Get the Stansted express to london Liverpool street and you can pick up a bus from there to Baker Street it is not far from Liverpool street, or you can get a tube to baker street, it is only 2.20 each for a single bus fare to Baker Street, but if you got to change then it is better to get a bus pass that you can used on tube and train.  

Enjoy your time in London


----------



## skint (6 Jan 2011)

Really?? god i didnt think there would be queues!! I will def book it so... 
I got the day return tickets as a Christmas present. We can't stay over night for personal reasons but im happy enough that the it will be nice to just go over for the day anyways


----------



## Kev (6 Jan 2011)

Really there is always a lot of queues there and I would really recommend booking and looking into it first do not just turn up and expect to get in unless you got lots of time to spare.


----------



## skint (6 Jan 2011)

thank you thats good to be aware of


----------



## Petermack (6 Jan 2011)

skint said:


> Hi we have booked the flights to stansted so what is best way of transport to london... tube does not go directly i dont think


 
The website below is a good link for working out how to get around by Tube or train. The closest tube station to Madame tussaud is Baker Street if I remember correctly. I think its about a 2 min walk

http://www.tfl.gov.uk/


----------



## Kev (6 Jan 2011)

You could get a coach from Stansted which takes about an hrs and a bit into London some coaches drops off at baker street however, it would on the time of day, as if it is in a busy time in the morning then you will be delayed with traffic. It is an option to consider.  

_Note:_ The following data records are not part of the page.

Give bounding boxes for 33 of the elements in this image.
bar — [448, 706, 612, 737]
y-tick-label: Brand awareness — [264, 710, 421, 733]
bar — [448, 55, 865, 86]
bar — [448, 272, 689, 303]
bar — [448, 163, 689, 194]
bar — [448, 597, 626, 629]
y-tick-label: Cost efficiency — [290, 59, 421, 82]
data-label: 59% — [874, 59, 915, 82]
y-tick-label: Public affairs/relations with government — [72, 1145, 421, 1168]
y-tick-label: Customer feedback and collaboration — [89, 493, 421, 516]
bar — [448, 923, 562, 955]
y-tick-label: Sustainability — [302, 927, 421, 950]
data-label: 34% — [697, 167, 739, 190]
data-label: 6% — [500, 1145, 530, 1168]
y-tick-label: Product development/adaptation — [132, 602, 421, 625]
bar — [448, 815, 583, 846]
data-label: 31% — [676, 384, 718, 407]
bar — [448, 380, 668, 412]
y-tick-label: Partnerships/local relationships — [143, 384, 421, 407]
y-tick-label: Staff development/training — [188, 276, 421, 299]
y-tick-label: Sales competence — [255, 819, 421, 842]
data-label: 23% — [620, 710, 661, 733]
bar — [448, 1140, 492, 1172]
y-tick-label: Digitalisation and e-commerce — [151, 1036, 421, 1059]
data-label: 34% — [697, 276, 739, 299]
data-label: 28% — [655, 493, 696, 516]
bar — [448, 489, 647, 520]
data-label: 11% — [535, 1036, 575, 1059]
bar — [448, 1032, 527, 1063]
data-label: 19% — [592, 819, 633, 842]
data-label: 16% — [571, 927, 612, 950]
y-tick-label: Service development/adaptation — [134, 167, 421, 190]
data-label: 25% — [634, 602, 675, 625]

Also this is the link for Madame tussaud if you want to book 

[broken link removed]

Look up also coaches from Stansted coach as there are many that goes to London and that bit cheaper.   National express do coaches as well as other companies but National express trains are the only trains going from Stansted to London Liverpool street.


----------



## Thirsty (7 Jan 2011)

This lot are worth looking at - [broken link removed]

The further in advance you book, the cheaper it is.


----------



## Kev (7 Jan 2011)

Let me know if you are able to book a £2 fare, I have been trying for over 2 years and not been able to get one of these fares.  I go from London to Stansted and I used the national express because I could never get one of these fares.  Also the buses is very small compared to other coaches from Stanstead to London.  If you book 2 weeks in advance with National Express you will get a much cheaper fare also if you book on line as well.  Standsted has lots of coaches waiting for passagners to take to London and other parts of UK.

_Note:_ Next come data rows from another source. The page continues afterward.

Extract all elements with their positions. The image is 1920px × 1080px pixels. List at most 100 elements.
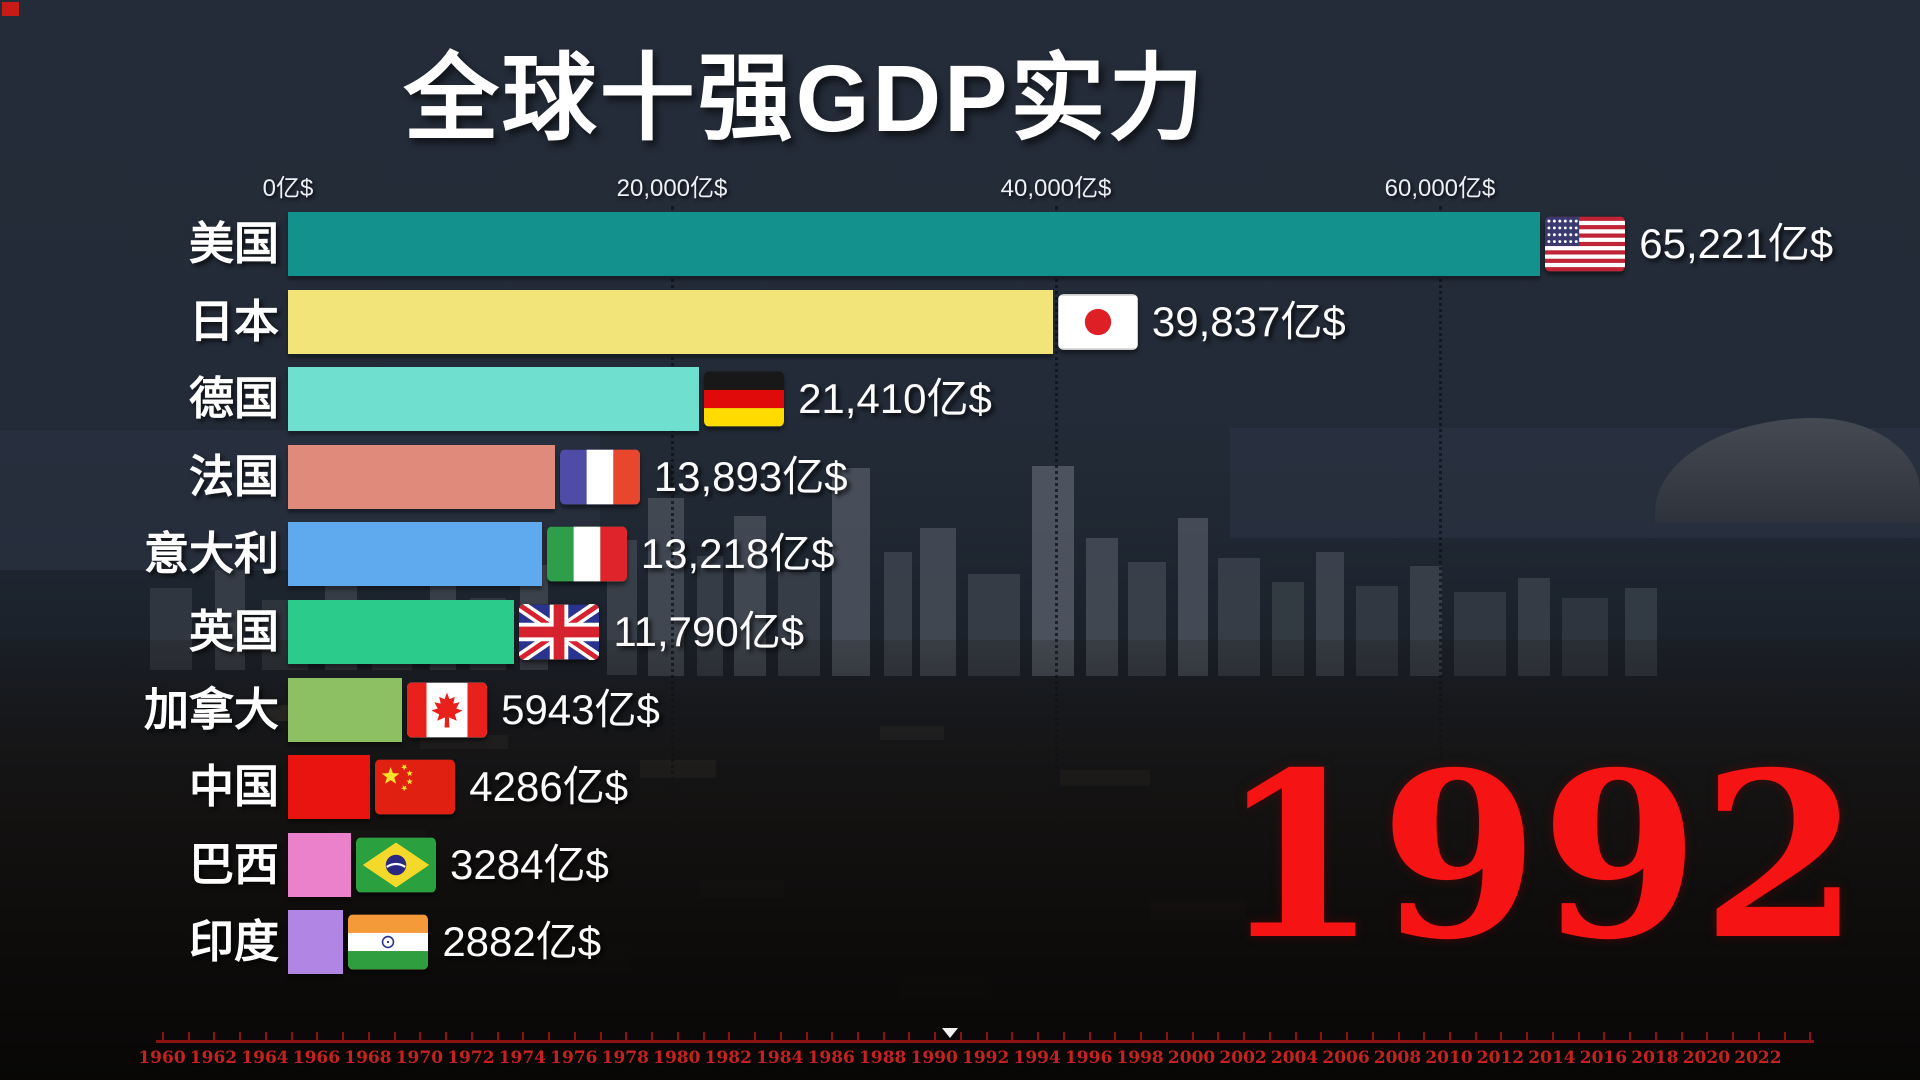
timeline-year-label: 2002 (1219, 1048, 1267, 1068)
timeline-year-label: 1972 (447, 1048, 495, 1068)
gdp-bar (288, 677, 402, 742)
timeline-tick (1243, 1032, 1246, 1041)
timeline-tick (419, 1032, 422, 1041)
timeline-tick (1474, 1032, 1477, 1041)
timeline-tick (393, 1032, 396, 1041)
timeline-tick (1217, 1032, 1220, 1041)
timeline-year-label: 1988 (859, 1048, 907, 1068)
germany-flag-icon (704, 371, 785, 427)
timeline-tick (1346, 1032, 1349, 1041)
uk-flag-icon (519, 604, 600, 660)
country-label: 德国 (188, 373, 279, 425)
timeline-tick (702, 1032, 705, 1041)
france-flag-icon (559, 449, 640, 505)
timeline-year-label: 1982 (704, 1048, 752, 1068)
timeline-tick (162, 1032, 164, 1041)
timeline-tick (1706, 1032, 1709, 1041)
timeline-year-label: 1968 (344, 1048, 392, 1068)
x-axis-tick-label: 40,000亿$ (1000, 175, 1112, 202)
timeline-year-label: 2012 (1476, 1048, 1525, 1068)
timeline-tick (1062, 1032, 1065, 1041)
timeline-tick (1680, 1032, 1683, 1041)
timeline-year-label: 1964 (241, 1048, 289, 1068)
timeline-tick (1732, 1032, 1735, 1041)
timeline-year-label: 1970 (395, 1048, 444, 1068)
country-label: 美国 (188, 218, 279, 269)
timeline-year-label: 1974 (498, 1048, 547, 1068)
timeline-tick (1294, 1032, 1297, 1041)
timeline-year-label: 2020 (1682, 1048, 1731, 1068)
timeline-tick (1654, 1032, 1657, 1041)
country-label: 巴西 (188, 838, 279, 890)
timeline-tick (264, 1032, 267, 1041)
timeline-tick (805, 1032, 808, 1041)
timeline-tick (573, 1032, 576, 1041)
timeline-tick (856, 1032, 859, 1041)
country-label: 加拿大 (143, 683, 279, 735)
china-flag-icon (375, 759, 456, 815)
gdp-bar (288, 212, 1540, 276)
timeline-year-label: 2000 (1167, 1048, 1216, 1068)
timeline-year-label: 1980 (653, 1048, 701, 1068)
timeline-tick (985, 1032, 988, 1041)
value-label: 13,218亿$ (640, 530, 835, 578)
timeline-tick (342, 1032, 345, 1041)
timeline-tick (1191, 1032, 1194, 1041)
timeline-tick (1809, 1032, 1812, 1041)
timeline-tick (367, 1032, 370, 1041)
gdp-bar (288, 444, 555, 509)
timeline-tick (470, 1032, 473, 1041)
country-label: 英国 (188, 606, 279, 657)
timeline-year-label: 1990 (910, 1048, 958, 1068)
timeline-tick (754, 1032, 757, 1041)
gdp-bar (288, 522, 542, 587)
timeline-tick (882, 1032, 885, 1041)
italy-flag-icon (546, 526, 627, 582)
timeline-tick (1629, 1032, 1632, 1041)
gridline (670, 206, 674, 818)
usa-flag-icon (1545, 216, 1626, 272)
timeline-tick (1783, 1032, 1786, 1041)
timeline-tick (1526, 1032, 1529, 1041)
india-flag-icon (348, 914, 429, 970)
timeline-tick (625, 1032, 628, 1041)
country-label: 日本 (188, 295, 279, 347)
timeline-tick (1551, 1032, 1554, 1041)
country-label: 中国 (188, 761, 279, 813)
timeline-tick (213, 1032, 216, 1041)
value-label: 11,790亿$ (613, 608, 805, 655)
timeline-tick (445, 1032, 448, 1041)
timeline-tick (1088, 1032, 1091, 1041)
timeline-year-label: 1996 (1064, 1048, 1113, 1068)
gdp-bar (288, 600, 514, 664)
timeline-year-label: 1992 (962, 1048, 1010, 1068)
timeline-year-label: 1966 (292, 1048, 341, 1068)
timeline-tick (1037, 1032, 1040, 1041)
timeline-year-label: 1994 (1013, 1048, 1061, 1068)
value-label: 2882亿$ (442, 918, 602, 966)
corner-red-mark (2, 2, 19, 16)
timeline-year-label: 1976 (550, 1048, 598, 1068)
gdp-bar (288, 289, 1053, 354)
timeline-year-label: 2016 (1579, 1048, 1628, 1068)
timeline-tick (1577, 1032, 1580, 1041)
japan-flag-icon (1057, 293, 1138, 350)
timeline-tick (496, 1032, 499, 1041)
timeline-tick (1757, 1032, 1760, 1041)
gridline (1054, 206, 1058, 818)
timeline-year-label: 2006 (1322, 1048, 1370, 1068)
timeline-year-label: 2022 (1734, 1048, 1782, 1068)
value-label: 13,893亿$ (653, 452, 848, 500)
timeline-year-label: 2014 (1528, 1048, 1576, 1068)
timeline-tick (290, 1032, 293, 1041)
timeline-tick (831, 1032, 834, 1041)
country-label: 印度 (188, 916, 279, 968)
timeline-tick (239, 1032, 242, 1041)
timeline-tick (1603, 1032, 1606, 1041)
timeline-tick (522, 1032, 525, 1041)
value-label: 5943亿$ (501, 685, 660, 733)
timeline-year-label: 1986 (807, 1048, 855, 1068)
timeline-tick (1500, 1032, 1503, 1041)
timeline-year-label: 1978 (601, 1048, 649, 1068)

Best of luck and let me know I you get a £2 fare on easybus.


----------



## skint (7 Jan 2011)

thank you for all the advice everyone i will let you know how i get on...


----------



## Thirsty (8 Jan 2011)

Not sure if that will come up as an image



But I just plugged in 8th May as a random date and can get GBP2 fares each way.



             Sun 08-May-11 10:40     Stansted Airport     Sun 08-May-11 12:05     Baker Street nr UG     EB2     1     GBP 2.00        	                       Sun 08-May-11 23:30     Gloucester Place(BakerSt)     Mon 09-May-11 00:45     Stansted Airport     EB2     1     GBP 2.00


----------



## Kev (8 Jan 2011)

That is very good, obviolusly, I am not booking far enough in advance for the £2 fare, I normally book 2 weeks in advance.

Easy bus stops near Madame tussaud, enjoy you day there.

Thanks for getting back with info.


----------



## RoyRover (9 Jan 2011)

2 for 1 offer on Madame Tussauds if you travel by train on the daysoutguide guide website. 

Cant post a link. but it comes up of you google "two for one rail offers" 

Need to pre-book online


----------